Effectively using AI in SE

Neil Ernst

2025-07-29

Caveats

  • I am learning as I go, as you are.
  • Things have moved fast, and there are many tools to choose from.
  • More effective models tend to cost more.
  • I don’t believe AI will replace thinking.

Vibe Coding

Office Scene

Vibe Coding

Let’s try an exercise.

  1. Go to your favorite GenAI tool.
  2. Write an app that uses animated HTML to create a DVD box that moves around the screen.
  3. Just use any prompt you wish.
  4. Take 5 minutes and we will check some of the solutions together.

GenAI and Programming and Data Science

In what ways is GenAI transforming this field? What should we do in this class in response?

How I use it:

  1. to answer questions for background I forgot or didn’t know
  2. to write scripts to manage notes and marks
  3. to code up answers to the exercises to test my questions

I do not use it to mark your assignments, tempting as that is.

Policies

See the course README file and the University position statement.

How to Use AI as a Student

(from https://substack.com/home/post/p-160131730)

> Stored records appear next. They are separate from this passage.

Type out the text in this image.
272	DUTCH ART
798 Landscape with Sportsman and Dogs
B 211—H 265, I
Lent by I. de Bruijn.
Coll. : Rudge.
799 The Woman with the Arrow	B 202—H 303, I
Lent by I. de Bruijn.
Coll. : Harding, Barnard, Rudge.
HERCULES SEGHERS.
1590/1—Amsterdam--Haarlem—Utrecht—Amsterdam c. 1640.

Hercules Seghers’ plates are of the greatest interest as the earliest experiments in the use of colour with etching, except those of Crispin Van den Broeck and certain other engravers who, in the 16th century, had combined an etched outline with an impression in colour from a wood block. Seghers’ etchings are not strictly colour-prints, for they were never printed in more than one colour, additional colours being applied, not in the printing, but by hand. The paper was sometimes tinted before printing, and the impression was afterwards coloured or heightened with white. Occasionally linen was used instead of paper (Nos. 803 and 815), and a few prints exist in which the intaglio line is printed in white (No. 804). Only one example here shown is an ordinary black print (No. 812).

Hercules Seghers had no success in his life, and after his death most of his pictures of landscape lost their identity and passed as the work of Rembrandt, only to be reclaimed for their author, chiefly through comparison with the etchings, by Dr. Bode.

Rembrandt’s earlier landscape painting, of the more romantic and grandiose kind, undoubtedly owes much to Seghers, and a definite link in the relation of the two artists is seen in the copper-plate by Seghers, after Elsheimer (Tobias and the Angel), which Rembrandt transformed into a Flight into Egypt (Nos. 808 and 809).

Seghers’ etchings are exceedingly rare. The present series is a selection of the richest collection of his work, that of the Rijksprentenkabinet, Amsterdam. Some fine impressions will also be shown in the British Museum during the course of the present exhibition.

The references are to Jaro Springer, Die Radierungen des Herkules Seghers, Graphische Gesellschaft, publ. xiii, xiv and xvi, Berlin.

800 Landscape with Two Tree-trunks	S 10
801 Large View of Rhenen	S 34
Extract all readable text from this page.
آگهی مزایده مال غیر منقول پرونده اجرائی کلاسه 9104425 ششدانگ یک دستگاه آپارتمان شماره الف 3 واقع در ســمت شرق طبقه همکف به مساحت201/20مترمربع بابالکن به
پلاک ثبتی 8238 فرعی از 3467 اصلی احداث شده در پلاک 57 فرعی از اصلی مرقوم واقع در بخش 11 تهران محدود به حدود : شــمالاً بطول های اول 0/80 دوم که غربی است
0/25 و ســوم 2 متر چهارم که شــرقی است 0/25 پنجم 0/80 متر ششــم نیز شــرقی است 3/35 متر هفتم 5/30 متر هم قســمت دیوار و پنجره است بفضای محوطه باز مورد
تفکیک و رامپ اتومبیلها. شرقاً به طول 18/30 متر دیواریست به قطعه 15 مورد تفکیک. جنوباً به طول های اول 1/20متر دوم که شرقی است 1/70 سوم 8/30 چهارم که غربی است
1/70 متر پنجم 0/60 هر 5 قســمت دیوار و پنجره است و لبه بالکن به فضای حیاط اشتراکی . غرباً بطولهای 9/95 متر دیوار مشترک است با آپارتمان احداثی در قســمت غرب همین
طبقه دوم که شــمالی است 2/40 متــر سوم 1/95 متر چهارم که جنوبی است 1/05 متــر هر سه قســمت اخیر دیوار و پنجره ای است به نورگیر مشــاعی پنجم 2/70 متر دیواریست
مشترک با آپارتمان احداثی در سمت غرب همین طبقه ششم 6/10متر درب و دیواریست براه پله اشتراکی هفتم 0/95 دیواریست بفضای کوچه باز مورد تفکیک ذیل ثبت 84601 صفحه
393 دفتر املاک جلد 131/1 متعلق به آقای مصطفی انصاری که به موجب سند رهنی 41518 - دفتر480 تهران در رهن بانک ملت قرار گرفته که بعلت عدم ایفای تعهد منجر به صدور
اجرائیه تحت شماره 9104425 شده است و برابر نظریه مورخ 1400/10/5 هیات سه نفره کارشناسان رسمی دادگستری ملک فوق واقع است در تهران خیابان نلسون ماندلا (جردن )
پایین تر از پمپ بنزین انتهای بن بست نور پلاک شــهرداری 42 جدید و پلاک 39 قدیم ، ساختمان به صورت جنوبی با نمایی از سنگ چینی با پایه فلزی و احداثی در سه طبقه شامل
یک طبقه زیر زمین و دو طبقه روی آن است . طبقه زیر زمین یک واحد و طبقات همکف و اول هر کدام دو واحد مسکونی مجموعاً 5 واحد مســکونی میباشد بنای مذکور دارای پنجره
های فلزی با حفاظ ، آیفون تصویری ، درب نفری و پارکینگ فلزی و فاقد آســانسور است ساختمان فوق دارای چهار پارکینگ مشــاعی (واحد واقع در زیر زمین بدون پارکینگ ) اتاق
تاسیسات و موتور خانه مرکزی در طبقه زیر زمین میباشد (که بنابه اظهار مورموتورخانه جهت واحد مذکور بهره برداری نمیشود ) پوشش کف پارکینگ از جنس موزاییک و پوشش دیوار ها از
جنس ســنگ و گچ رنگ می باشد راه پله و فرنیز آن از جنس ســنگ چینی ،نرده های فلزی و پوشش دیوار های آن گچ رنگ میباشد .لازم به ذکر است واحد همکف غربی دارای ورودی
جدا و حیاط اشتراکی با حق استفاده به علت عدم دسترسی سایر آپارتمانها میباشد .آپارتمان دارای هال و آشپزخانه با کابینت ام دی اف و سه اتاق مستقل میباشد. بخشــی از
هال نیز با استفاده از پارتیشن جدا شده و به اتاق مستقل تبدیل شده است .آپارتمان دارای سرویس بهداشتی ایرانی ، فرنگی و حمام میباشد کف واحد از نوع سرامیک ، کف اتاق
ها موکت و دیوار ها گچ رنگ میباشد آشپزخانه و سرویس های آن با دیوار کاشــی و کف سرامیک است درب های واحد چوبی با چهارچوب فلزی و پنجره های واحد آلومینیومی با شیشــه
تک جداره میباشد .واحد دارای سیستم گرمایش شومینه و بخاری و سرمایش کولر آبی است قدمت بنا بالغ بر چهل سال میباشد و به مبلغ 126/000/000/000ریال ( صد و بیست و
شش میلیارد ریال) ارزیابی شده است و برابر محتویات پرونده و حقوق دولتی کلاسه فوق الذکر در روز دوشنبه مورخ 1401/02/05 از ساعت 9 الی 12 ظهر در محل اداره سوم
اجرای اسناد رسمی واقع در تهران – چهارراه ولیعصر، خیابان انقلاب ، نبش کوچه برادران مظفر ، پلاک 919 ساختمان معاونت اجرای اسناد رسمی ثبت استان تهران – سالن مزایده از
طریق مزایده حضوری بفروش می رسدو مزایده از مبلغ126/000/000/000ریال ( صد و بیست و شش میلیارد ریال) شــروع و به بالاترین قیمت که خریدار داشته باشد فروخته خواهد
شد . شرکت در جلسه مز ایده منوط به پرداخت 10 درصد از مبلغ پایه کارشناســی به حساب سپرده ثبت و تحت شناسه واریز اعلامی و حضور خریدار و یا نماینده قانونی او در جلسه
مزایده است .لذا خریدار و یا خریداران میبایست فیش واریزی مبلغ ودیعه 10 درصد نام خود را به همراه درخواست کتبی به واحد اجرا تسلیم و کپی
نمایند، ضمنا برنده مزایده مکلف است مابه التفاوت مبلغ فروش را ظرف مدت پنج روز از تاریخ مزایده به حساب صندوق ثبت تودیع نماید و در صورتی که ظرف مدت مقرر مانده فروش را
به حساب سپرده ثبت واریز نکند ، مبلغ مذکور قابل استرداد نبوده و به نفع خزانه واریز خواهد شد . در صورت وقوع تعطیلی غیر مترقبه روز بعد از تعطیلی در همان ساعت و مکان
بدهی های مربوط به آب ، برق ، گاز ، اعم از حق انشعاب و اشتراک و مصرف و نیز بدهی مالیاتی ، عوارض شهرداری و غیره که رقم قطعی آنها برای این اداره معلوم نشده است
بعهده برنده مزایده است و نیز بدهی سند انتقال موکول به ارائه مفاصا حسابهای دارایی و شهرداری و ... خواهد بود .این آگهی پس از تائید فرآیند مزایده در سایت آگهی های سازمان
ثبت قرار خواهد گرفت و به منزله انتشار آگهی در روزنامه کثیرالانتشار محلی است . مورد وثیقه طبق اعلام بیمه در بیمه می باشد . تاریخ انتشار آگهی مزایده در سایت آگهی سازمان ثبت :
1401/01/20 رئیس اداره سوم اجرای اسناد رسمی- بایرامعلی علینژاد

Emphasize craftsmanship. AI rewards having a structured, careful development process:

  1. Thinking hard and chatting about the problem and the changes you need to implement before doing anything
  2. Keeping components encapsulated with carefully-designed interfaces
  3. Controlling the scope of your changes; current AIs work best at the function or class level

As A Student (2)

  1. Testing and validation; how do you know your program works
  2. Good manual debugging skills (this was a major takeaway from the class - students found AI debugging to be unreliable)
  3. General system knowledge: networking, OS, data formats, databases

Shopify’s approach (and others, like MSFT)

Useful guides for using LLMs

  • https://rtl.chrisadams.me.uk/2024/12/how-i-use-llms-neat-tricks-with-simons-llm-tool/
  • all and any of Simon Willison’s writing

Accessible tools (financially)

Break

Exercise: Use LLMs

Exercise: Use LLMs

We will do what Andrej Karpathy calls “vibe coding”: a zen-like use of autocomplete to try and get the AI to do something useful.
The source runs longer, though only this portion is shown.